My tendency is to agree with Mario, and say that the information viewpoint
unifies a broad set of phenomena, including physical, biological, and
cultural systems. We can argue with endless sophistry about the nature of
"matter", for example, whether a specific piece of matter "is" code (is DNA
in a test tube matter or code?), but the argument goes nowhere. However,
we obtain *substantive* knowledge about DNA when we understand that if
placed in a cell-free protein synthesizing system, the sequence of
nucleotides in the DNA is "translated" reproducibly into a a sequence of
amino acids. It was the astronomer-mathematician George Gamow, in 1954,
who first used the terms "information" and "coding" for these biological
process, and biologists have found the concepts extremely valuable ever
since.

When we are discussing DNA, the geneticist's term "expression" captures
some of the sense of "instantiation" of information mentioned above.
Computer programmers do not use the word "expression" for what happens when
a computer runs a program, but in *some* ways it is similar. The output of
a given computer run can readily be seen as an instantiation of the
information in the program and its inputs, so the word "instantiation" is
more general -- which is a good thing.

Furthermore, if we speak of "information," then we can also talk about how
information is *organized*. Thus, we know that chromosomes represent
linear arrays of genes, and that when a given piece of DNA is read by the
cellular machinery it is read from point A down the strand to point B.
Thus, genetic information, as *information*, is organized linearly. By
contrast, computer programs contain loops, so that information is organized
in *topologically* more complex ways in a computer program. (No DNA
transcription enzyme that I know of reads downstream, then moves back
upstream, and then moves downstream again.)

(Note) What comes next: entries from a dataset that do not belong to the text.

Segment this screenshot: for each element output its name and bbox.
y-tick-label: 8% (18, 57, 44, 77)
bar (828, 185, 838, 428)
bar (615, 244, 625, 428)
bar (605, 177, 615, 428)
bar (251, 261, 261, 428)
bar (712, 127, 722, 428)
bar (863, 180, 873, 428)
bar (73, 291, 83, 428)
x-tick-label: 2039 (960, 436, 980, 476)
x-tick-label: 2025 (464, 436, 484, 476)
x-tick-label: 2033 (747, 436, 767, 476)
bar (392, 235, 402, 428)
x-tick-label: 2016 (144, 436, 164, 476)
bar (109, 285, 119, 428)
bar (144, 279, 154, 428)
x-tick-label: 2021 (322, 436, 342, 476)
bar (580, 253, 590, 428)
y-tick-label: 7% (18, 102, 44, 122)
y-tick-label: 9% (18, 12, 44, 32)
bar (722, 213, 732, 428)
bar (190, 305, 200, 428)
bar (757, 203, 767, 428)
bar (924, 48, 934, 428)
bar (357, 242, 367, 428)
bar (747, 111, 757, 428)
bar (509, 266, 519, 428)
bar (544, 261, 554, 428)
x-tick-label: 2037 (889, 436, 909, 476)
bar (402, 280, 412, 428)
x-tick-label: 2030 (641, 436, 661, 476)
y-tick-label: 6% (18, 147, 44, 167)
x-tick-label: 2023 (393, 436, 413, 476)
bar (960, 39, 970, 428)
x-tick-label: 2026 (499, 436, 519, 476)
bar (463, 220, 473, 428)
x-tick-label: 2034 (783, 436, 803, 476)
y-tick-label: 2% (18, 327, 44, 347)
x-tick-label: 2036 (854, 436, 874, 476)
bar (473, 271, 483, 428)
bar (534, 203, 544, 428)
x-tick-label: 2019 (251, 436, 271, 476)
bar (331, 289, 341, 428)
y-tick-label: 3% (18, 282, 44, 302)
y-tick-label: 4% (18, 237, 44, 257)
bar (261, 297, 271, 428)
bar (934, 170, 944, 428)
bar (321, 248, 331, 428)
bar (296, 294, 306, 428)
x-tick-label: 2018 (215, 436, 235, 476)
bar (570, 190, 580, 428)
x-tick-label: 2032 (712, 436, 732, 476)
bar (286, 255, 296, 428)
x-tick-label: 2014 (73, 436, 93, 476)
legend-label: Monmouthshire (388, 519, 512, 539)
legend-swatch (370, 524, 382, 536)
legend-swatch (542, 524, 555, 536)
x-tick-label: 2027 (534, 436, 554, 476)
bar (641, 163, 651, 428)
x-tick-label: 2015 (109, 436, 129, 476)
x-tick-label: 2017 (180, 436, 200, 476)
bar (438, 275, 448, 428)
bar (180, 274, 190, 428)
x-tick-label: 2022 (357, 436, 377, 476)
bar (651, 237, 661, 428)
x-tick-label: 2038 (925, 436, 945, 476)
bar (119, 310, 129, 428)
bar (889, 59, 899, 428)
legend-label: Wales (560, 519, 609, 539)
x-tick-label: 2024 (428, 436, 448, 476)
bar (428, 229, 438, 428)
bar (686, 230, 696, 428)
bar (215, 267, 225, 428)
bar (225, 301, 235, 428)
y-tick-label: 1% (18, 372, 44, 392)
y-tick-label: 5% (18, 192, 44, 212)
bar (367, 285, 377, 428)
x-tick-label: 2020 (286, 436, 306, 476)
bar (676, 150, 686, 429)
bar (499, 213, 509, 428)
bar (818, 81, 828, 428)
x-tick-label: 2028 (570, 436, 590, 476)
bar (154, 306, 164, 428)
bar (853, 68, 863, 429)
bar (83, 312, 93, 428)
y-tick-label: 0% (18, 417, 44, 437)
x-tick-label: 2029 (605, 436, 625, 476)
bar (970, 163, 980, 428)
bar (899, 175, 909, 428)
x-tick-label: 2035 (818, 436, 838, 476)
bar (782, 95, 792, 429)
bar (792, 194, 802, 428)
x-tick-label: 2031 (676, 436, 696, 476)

Historians and others have long discussed how *cultural* information is
organized, though they may not use those words. When I posted some ideas
about "memosomes" a few days ago, I was thinking of how the information
carried by memes is organized into larger collectivities -- and it seems
that memetic *information* is organized to allow various forms of crossing
over or recombination. That too is an "information" viewpoint.

In still other systems, information is organized in far more complex ways
than either chromosomes or computer programs. Here I am thinking of
so-called "analog" electronic circuits, in which the system's output is a
*direct* function of how the components are arranged, but those components
do not function in a linear, through-put fashion. Thus, an analog
oscillator contains an obligatory feedback loop, and energy cycles through
the components until it builds up to a threshold level and the system
starts oscillating all by itself. A well-designed oscillator can have a
large number of such feedback loops, whose moment-by-moment activity can be
extremely complex.

So an issue confronts memetics. Are memetic information systems linear or
analog or both, depending on the situation? There is a tendency, I
think, to think of memes as linear (as they are for example in a recipe),
but there are cultural phenomena that seem to resemble analog systems.
Thus, we speak of politics swinging back and forth like a pendulum (first
the liberals, then the conservatives, then the liberals, back and forth
until it sort of settles down) -- a phenomenon called "ringing" in analog
electronics that has no counterpart in linear (= "digital") electronics.

But I suggest that we cannot even begin to *ask* such questions in any
fruitful way unless we take the information viewpoint that Mario has
described. I offer these comments not as criticism of anyone's opinions,
but as something that needs real consideration, and as support for the idea
that information can be a profoundly unifying concept for memetics.